(Adnkronos) – “Digitale e innovazione a supporto della fabbrica sono e saranno un elemento differenziante e di competitività per le aziende più in prima linea nella loro adozione”. Lo dichiara all’Adnkronos/Labitalia Fabio De Felice, tra i principali esperti italiani di digitalizzazione delle imprese.
“Se il 2023 – osserva – è stato l’anno dell’intelligenza artificiale generativa, con progressi sorprendenti che hanno colto di sorpresa in tanti e il 2024 è stato l’anno della Human Connection e degli agenti dell’intelligenza artificiale, il 2025 sarà l’anno in cui tutte le aziende dovranno cogliere le opportunità di queste rivoluzioni. Abbiamo oggi macchine che comprendono il ‘nostro sistema operativo, il linguaggio’ e che sono pertanto in grado d’interagire con noi, di farci programmare pur non conoscendo una linea di codice o di agire al posto nostro in diversi contesti ed in svariate operazioni”.
L’esperto – che insegna Impianti industriali presso la facoltà di Ingegneria dell’Università Parthenope di Napoli e presso la Luiss Business School di Roma – è Fondatore di Protom, e, negli ultimi 5 anni, ha partecipato alla task force Digitalization del B20 -il Business Forum del G20-contribuendo redazione delle raccomandazioni ai governi in materia di innovazione e digitalizzazione. Inoltre De Felice è tra gli italiani che parteciperanno a gennaio al Ces di Las Vegas, la più grande fiera tech negli Stati Uniti, nella quale si apre una sorta di finestra sul futuro, sulle innovazioni e soluzioni che entreranno a breve nel disegnare i nuovi confini delle nostre attività non solo lavorative.
“Siamo in un momento cruciale – avverte – in cui la tecnologia non è solo uno strumento: è un ponte che ci collega gli uni agli altri come mai prima d’ora ed espande le nostre esperienze e capacità. Si parla spesso di rischi legati all’uso dell’intelligenza artificiale, ma come ogni tecnologia, ogni innovazione non è né buona né cattiva, ma siamo noi a darle una connotazione o uno specifico impiego; pertanto, se dobbiamo parlare di rischi, dobbiamo guardare molto di più alle persone che impiegano la tecnologia stessa più che la tecnologia in sé”.
“La vera sfida – sottolinea – non è scegliere tra il mondo virtuale e quello reale, ma trovare il modo di farli convivere. Infatti, se da un lato possiamo affermare che gli algoritmi che governano i contenuti consumati dagli adolescenti e da tutti noi, rafforzano visioni omogenee e polarizzate della realtà dall’altro le stesse tecnologie che producono questa distorsione potrebbero invertire la loro azione se il loro utilizzo fosse orientato opportunamente nei vari percorsi formativi che accompagnano la vita non solo dei nostri giovani, ma dell’intera collettività. La formazione, infatti, rimane il ‘luogo privilegiato’ per affrontare questo malessere e con un ripensamento strutturale del sistema di apprendimento in cui la tecnologia viene integrata in modo funzionale alla maturazione individuale, potrebbe diventare lo strumento per sviluppare competenze sociali, critiche ed emotive. Non si tratta, pertanto, di demonizzare la tecnologia, ma di ripensarne l’uso”.

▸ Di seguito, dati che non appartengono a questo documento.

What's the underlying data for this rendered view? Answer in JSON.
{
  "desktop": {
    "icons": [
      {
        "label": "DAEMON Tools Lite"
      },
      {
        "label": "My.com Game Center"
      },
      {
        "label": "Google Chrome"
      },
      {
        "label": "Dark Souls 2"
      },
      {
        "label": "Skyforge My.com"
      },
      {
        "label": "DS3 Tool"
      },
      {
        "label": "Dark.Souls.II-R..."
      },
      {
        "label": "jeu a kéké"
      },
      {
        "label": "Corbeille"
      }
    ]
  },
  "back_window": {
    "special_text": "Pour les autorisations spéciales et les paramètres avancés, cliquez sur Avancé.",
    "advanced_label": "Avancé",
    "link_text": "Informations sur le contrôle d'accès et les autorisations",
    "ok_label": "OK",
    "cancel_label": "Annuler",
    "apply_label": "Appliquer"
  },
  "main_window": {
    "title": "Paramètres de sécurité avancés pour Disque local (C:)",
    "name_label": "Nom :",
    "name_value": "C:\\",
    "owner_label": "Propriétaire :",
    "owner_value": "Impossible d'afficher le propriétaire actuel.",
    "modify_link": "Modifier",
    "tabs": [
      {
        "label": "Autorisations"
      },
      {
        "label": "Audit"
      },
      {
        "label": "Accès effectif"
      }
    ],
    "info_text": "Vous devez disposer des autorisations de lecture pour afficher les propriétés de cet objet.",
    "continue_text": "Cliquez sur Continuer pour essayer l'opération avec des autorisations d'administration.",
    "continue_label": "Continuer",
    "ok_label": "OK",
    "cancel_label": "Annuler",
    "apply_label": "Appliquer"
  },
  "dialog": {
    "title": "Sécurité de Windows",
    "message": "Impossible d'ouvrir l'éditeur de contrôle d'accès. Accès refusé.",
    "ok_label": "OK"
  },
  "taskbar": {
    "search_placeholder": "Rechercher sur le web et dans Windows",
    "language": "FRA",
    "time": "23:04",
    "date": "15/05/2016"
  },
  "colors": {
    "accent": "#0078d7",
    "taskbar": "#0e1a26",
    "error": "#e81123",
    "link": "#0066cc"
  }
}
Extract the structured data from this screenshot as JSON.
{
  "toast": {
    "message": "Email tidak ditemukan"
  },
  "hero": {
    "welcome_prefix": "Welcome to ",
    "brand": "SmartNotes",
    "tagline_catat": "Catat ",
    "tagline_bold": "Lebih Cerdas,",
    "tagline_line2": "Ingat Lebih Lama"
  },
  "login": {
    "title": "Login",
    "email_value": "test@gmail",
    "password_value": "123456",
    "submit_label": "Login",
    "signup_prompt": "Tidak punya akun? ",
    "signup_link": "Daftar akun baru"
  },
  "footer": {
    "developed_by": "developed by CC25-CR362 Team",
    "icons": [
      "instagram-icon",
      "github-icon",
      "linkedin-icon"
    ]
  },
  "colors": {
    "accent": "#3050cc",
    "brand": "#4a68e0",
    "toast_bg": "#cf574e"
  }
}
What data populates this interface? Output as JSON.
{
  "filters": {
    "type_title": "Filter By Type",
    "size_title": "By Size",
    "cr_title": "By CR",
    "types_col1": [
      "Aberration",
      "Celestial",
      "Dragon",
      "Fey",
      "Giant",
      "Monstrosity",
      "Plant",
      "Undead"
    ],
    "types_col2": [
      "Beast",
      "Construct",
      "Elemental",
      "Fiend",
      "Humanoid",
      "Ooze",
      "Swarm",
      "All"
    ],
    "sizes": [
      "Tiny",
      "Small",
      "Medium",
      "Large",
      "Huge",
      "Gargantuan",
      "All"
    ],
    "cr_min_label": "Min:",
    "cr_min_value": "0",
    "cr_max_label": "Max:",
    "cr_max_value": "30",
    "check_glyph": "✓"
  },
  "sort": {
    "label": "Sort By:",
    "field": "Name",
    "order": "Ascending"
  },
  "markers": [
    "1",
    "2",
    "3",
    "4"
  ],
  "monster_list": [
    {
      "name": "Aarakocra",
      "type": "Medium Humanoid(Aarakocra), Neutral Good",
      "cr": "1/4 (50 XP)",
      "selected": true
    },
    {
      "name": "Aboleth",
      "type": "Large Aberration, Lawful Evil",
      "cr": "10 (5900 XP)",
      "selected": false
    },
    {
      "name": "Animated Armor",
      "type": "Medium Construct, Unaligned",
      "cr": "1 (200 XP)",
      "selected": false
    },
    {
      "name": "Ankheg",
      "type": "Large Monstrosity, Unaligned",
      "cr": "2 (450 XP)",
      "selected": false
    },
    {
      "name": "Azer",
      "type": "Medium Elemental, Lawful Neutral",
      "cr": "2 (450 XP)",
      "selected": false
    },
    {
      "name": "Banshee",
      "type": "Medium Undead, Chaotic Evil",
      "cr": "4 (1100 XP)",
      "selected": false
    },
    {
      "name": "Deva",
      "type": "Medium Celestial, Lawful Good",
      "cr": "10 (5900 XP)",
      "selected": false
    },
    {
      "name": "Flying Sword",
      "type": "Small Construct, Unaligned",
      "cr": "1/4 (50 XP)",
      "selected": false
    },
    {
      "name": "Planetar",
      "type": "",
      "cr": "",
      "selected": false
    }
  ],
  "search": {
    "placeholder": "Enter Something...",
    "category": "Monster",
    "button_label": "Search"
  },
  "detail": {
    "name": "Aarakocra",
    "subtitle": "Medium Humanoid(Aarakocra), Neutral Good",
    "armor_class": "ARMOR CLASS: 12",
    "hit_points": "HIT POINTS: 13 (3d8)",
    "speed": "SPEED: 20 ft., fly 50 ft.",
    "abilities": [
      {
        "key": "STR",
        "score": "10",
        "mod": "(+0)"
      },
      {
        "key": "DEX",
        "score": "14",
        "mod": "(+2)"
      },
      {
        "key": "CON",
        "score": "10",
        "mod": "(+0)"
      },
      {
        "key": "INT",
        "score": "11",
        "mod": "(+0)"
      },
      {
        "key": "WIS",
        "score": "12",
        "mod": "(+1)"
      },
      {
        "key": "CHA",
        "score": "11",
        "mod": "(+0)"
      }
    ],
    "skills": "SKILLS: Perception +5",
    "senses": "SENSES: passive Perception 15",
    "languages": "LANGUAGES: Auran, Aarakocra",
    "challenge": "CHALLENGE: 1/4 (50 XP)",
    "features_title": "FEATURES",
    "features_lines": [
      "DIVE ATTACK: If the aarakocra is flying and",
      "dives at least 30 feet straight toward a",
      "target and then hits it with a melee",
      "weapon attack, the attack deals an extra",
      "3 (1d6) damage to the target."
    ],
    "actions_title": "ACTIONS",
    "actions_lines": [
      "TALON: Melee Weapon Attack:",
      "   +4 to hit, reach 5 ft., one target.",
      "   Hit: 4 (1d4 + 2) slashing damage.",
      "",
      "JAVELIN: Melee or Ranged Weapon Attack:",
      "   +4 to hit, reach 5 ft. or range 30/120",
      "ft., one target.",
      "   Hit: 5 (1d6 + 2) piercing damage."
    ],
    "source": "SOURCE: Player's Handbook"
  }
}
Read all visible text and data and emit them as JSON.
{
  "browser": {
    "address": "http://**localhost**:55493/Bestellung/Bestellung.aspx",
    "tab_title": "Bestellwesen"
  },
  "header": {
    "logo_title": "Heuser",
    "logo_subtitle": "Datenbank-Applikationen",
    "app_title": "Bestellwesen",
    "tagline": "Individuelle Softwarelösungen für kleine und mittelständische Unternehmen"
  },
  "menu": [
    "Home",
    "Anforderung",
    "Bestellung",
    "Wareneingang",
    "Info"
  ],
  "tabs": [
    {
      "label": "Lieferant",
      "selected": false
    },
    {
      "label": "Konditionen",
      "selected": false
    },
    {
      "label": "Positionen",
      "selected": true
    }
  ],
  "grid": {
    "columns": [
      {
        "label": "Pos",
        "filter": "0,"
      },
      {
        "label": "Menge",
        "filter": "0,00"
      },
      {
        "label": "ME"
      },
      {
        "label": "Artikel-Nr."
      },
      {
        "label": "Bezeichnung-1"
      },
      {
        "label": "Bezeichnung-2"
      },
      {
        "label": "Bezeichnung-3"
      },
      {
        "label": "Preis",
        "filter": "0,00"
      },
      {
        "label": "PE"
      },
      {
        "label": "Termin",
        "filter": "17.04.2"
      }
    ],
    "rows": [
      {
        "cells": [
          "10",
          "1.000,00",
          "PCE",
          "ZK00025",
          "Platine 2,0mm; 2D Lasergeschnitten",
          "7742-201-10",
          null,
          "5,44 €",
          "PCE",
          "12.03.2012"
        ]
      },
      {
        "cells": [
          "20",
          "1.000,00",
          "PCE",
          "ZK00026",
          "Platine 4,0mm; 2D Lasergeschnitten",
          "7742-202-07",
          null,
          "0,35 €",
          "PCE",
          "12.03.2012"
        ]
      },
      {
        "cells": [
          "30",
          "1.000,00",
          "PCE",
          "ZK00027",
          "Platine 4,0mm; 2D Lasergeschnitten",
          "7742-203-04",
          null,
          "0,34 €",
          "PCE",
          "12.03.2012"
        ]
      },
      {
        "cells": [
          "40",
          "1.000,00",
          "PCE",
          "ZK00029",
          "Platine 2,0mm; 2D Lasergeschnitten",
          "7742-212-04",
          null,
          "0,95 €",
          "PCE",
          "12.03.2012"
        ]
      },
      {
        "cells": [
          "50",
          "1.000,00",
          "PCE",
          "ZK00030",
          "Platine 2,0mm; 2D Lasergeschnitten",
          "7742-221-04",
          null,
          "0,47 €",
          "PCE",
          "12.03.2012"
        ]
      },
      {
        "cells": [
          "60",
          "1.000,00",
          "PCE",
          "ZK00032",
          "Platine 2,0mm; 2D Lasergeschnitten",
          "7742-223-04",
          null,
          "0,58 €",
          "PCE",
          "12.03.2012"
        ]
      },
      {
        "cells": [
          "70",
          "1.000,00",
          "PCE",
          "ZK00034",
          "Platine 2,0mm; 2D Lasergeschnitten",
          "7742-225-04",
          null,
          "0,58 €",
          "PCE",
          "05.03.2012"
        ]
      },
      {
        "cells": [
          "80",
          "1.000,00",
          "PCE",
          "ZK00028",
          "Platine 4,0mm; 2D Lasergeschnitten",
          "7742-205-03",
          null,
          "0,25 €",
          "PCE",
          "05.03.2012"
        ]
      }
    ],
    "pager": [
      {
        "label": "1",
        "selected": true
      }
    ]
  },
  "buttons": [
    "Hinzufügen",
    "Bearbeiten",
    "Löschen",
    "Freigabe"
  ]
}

“A valle della lettura dei risultati conseguiti dal Made – continua De Felice – possiamo affermare che i competence center, almeno quelli strutturati ed efficienti come il Made 4.0, rappresentano un anello strategico nel guidare le imprese italiane verso l’innovazione tecnologica e la competitività. Queste strutture agiscono da cerniera fondamentale tra le tecnologie avanzate e le esigenze delle aziende, in particolare delle pmi, accompagnandole in un percorso di trasformazione digitale mirato e sostenibile”.
“Made – precisa de Felice – rappresenta un esempio virtuoso di come i competence center possano fungere da piattaforme di connessione tra il mondo accademico, le imprese e i finanziamenti pubblici e privati. Grazie a dimostratori, isole tecnologiche e formazione, le aziende non solo adottano soluzioni innovative ma apprendono come integrarle nei propri processi. Questa azione di ‘cerniera’ consente di abbattere barriere tecnologiche e culturali, rendendo accessibile anche alle piccole realtà il potenziale delle tecnologie 4.0”.
“L’iniziativa – afferma – non si limita all’adozione tecnologica ma si estende alla costruzione di competenze, evidenziando l’utilità di un approccio integrato che coniughi formazione, sperimentazione e supporto strategico. Made dimostra che non si tratta solo di introdurre innovazione, ma di renderla un valore tangibile e duraturo per il sistema produttivo italiano, con ricadute positive sia sulla competitività delle imprese sia sulla capacità del Paese di affrontare le sfide del futuro”.